Vous cumulez de nombreuses casquettes. Auteur, producteur, réalisateur… Comment est-ce qu’on passe de l’un à l’autre sans perdre la tête ?
Je n’ai pas l’impression de changer de casquette pour mes différentes activités. Dans ma manière de travailler, je pense au récit avant tout. À la narration. Et donc par rapport à un récit donné, je vais réfléchir à comment lui donner la meilleure forme possible. Si cela me semble être un récit qui sera adapté pour que je le raconte seul, j’en ferai un roman. Si je pense au cinéma, j’essaierai de le réaliser.
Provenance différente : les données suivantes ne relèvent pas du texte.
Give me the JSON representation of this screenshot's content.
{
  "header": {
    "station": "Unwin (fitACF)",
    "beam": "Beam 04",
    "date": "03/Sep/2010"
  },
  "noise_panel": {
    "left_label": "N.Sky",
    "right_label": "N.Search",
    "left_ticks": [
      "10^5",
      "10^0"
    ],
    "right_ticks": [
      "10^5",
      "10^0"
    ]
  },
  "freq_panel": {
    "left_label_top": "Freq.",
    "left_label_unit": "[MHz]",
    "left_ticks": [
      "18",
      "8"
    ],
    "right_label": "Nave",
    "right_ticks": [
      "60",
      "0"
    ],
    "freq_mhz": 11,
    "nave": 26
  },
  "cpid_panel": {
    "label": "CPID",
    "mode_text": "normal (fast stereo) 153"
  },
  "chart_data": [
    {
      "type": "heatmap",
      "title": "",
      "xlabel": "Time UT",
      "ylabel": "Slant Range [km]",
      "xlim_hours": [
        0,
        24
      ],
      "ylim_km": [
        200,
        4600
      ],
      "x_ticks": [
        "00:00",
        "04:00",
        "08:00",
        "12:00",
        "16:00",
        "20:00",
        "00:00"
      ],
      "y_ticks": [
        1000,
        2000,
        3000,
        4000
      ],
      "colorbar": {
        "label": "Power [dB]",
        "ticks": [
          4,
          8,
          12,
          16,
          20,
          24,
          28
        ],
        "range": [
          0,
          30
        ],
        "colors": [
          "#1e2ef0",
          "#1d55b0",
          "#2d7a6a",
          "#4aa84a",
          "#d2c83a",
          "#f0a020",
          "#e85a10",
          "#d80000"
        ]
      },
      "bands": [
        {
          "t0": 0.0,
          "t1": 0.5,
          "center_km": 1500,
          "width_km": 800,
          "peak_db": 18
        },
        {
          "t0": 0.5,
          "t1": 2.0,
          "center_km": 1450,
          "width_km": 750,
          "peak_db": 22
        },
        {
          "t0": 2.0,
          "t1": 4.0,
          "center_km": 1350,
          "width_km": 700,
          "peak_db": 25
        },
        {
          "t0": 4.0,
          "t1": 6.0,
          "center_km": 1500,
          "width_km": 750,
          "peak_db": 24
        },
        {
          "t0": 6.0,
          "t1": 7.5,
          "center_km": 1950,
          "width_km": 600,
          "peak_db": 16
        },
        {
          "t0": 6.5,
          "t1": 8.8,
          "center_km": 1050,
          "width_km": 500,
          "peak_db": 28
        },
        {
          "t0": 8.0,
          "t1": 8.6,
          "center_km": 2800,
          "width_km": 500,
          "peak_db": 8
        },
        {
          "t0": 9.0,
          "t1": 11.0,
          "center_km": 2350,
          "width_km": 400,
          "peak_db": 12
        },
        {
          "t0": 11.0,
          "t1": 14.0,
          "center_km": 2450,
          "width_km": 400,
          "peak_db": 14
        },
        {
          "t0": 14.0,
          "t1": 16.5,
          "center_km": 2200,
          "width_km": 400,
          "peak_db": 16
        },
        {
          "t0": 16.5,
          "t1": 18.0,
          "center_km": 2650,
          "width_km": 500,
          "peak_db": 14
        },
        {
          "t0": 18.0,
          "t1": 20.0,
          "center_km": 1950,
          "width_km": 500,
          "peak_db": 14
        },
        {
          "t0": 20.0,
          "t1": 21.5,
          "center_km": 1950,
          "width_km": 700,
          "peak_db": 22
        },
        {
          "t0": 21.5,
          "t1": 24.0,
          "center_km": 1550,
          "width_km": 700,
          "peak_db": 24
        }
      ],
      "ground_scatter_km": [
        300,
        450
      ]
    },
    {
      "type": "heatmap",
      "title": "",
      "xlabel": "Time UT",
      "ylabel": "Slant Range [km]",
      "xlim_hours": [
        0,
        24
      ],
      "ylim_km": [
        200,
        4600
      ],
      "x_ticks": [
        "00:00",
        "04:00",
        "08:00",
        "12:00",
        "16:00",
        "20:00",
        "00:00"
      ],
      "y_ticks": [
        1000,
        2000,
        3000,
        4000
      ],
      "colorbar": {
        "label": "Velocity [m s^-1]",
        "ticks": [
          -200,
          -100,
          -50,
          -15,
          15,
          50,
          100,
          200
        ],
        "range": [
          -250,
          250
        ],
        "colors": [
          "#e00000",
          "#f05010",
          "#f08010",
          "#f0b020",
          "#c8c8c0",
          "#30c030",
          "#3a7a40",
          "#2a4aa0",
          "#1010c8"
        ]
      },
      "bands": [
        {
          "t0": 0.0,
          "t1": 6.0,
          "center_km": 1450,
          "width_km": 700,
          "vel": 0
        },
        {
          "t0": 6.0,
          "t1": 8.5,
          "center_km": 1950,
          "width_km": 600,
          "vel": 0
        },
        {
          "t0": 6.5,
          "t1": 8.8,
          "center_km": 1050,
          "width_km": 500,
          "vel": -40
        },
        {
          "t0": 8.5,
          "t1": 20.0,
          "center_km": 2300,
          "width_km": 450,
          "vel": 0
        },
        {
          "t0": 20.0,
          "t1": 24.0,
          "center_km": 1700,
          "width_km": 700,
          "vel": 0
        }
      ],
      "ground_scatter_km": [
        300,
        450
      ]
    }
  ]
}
Si cela me semble être plus adapté à de l’animation, je chercherai à constituer une équipe pour mettre en forme ce récit. Il faut que le medium soit le plus propice à l’histoire donnée, pour qu’elle soit la plus belle et la plus juste. Et cela influera donc aussi sur mon rôle à moi.
Malgré cela, on sent certaines influences qui se mélangent dans votre film. Pas forcément d’œuvres en particulier, mais de techniques. Par exemple l’utilisation de la couleur jaune pour accompagner la mère ressemble à un élément de caractérisation typique du cinéma d’animation.
Je vois que vous avez regardé le film avec attention ! Je ne pense pas être un génie dans un domaine en particulier, mais je pense que ma force est cette connaissance de différents registres. En les convoquant tous, en les mettant tous dans la balance, je suis alors peut-être capable de proposer quelque chose de singulier. Dans ce film, il y a mon travail de romancier, de producteur en animation, et de réalisateur de cinéma.
N’oublie pas les fleurs, un film de Genki Kawamura. Au cinéma le 1er mars 2023 via la team Eurozoom.